With the same motives - and not because it's intrinsically fascinating or important, here is the story of how my maternal grandparents met - which I had also never known till now.
My grandfather - a sailor, as you will remember - had been widowed and left with two very young children. So he advertised for a housekeeper, and Nell Cadman got the job. Evelyn was Nell's sister, and when she came to Wrexham to visit she and my grandfather hit it off, marrying not long after. And, a bit after that, Nell herself married my grandfather's brother (also a sailor) - which is how my mother and my aunt Ruth (Nell's daughter) came to be double-first cousins.
Anyway, I was given Cadman as a middle name, and my parents often stressed that, as well as being my grandmother's maiden name, it was that of the first (named) English poet - the inspired cowherd Caedmon, whose story is told by the Venerable Bede. I grew up thinking of Caedmon as a close cousin. Though the spelling was a bit off I put that down to the atrocious orthography of Olden Times.

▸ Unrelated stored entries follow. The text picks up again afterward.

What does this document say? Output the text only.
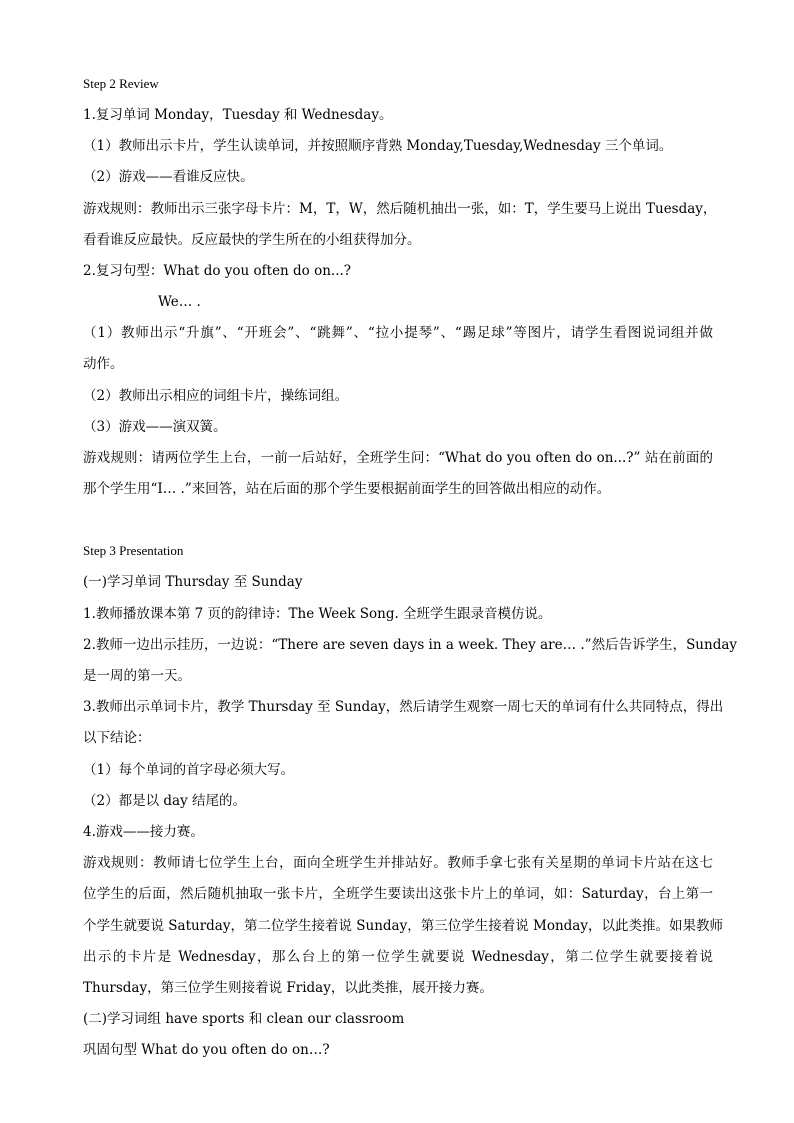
Step 2 Review

1.复习单词 Monday，Tuesday 和 Wednesday。

（1）教师出示卡片，学生认读单词，并按照顺序背熟 Monday,Tuesday,Wednesday 三个单词。

（2）游戏——看谁反应快。

游戏规则：教师出示三张字母卡片：M，T，W，然后随机抽出一张，如：T，学生要马上说出 Tuesday，

看看谁反应最快。反应最快的学生所在的小组获得加分。

2.复习句型：What do you often do on...?

We… .

（1）教师出示“升旗”、“开班会”、“跳舞”、“拉小提琴”、“踢足球”等图片，请学生看图说词组并做

动作。

（2）教师出示相应的词组卡片，操练词组。

（3）游戏——演双簧。

游戏规则：请两位学生上台，一前一后站好，全班学生问：“What do you often do on...?” 站在前面的

那个学生用“I… .”来回答，站在后面的那个学生要根据前面学生的回答做出相应的动作。

Step 3 Presentation

(一)学习单词 Thursday 至 Sunday

1.教师播放课本第 7 页的韵律诗：The Week Song. 全班学生跟录音模仿说。

2.教师一边出示挂历，一边说：“There are seven days in a week. They are… .”然后告诉学生，Sunday

是一周的第一天。

3.教师出示单词卡片，教学 Thursday 至 Sunday，然后请学生观察一周七天的单词有什么共同特点，得出

以下结论：

（1）每个单词的首字母必须大写。

（2）都是以 day 结尾的。

4.游戏——接力赛。

游戏规则：教师请七位学生上台，面向全班学生并排站好。教师手拿七张有关星期的单词卡片站在这七

位学生的后面，然后随机抽取一张卡片，全班学生要读出这张卡片上的单词，如：Saturday，台上第一

个学生就要说 Saturday，第二位学生接着说 Sunday，第三位学生接着说 Monday，以此类推。如果教师

出示的卡片是 Wednesday，那么台上的第一位学生就要说 Wednesday，第二位学生就要接着说

Thursday，第三位学生则接着说 Friday，以此类推，展开接力赛。

(二)学习词组 have sports 和 clean our classroom

巩固句型 What do you often do on…?
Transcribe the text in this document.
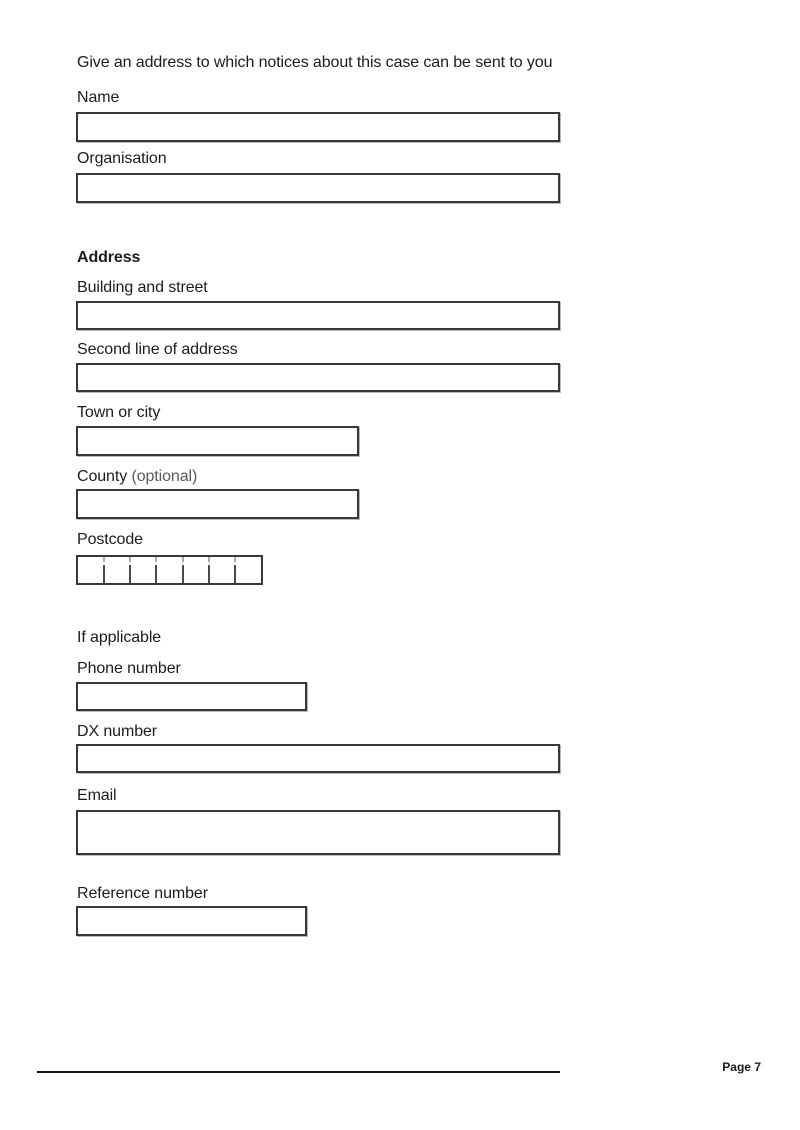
Give an address to which notices about this case can be sent to you
Name
Organisation
Address
Building and street
Second line of address
Town or city
County (optional)
Postcode
If applicable
Phone number
DX number
Email
Reference number
Page 7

More troubling was the fact that Bede's man was from Whitby, while pretty much all the Cadmans in the world hailed from Wellington in Shropshire. (Here's their distribution in 1881, not so long after Evelyn's own parents were born - both Wellingtonians called Cadman, but no relation, as far as they could tell.)
It was all a bit tenuous, in truth; but it may have had some effect in persuading me to consider myself potentially a writer. As for famous Cadmans, I may have to content myself with Evelyn's Uncle Sam, whose visits from being a radio preacher in America caused such a fluster in my mother's childhood home. Whether Uncle Sam would have been content with me is a much more open question.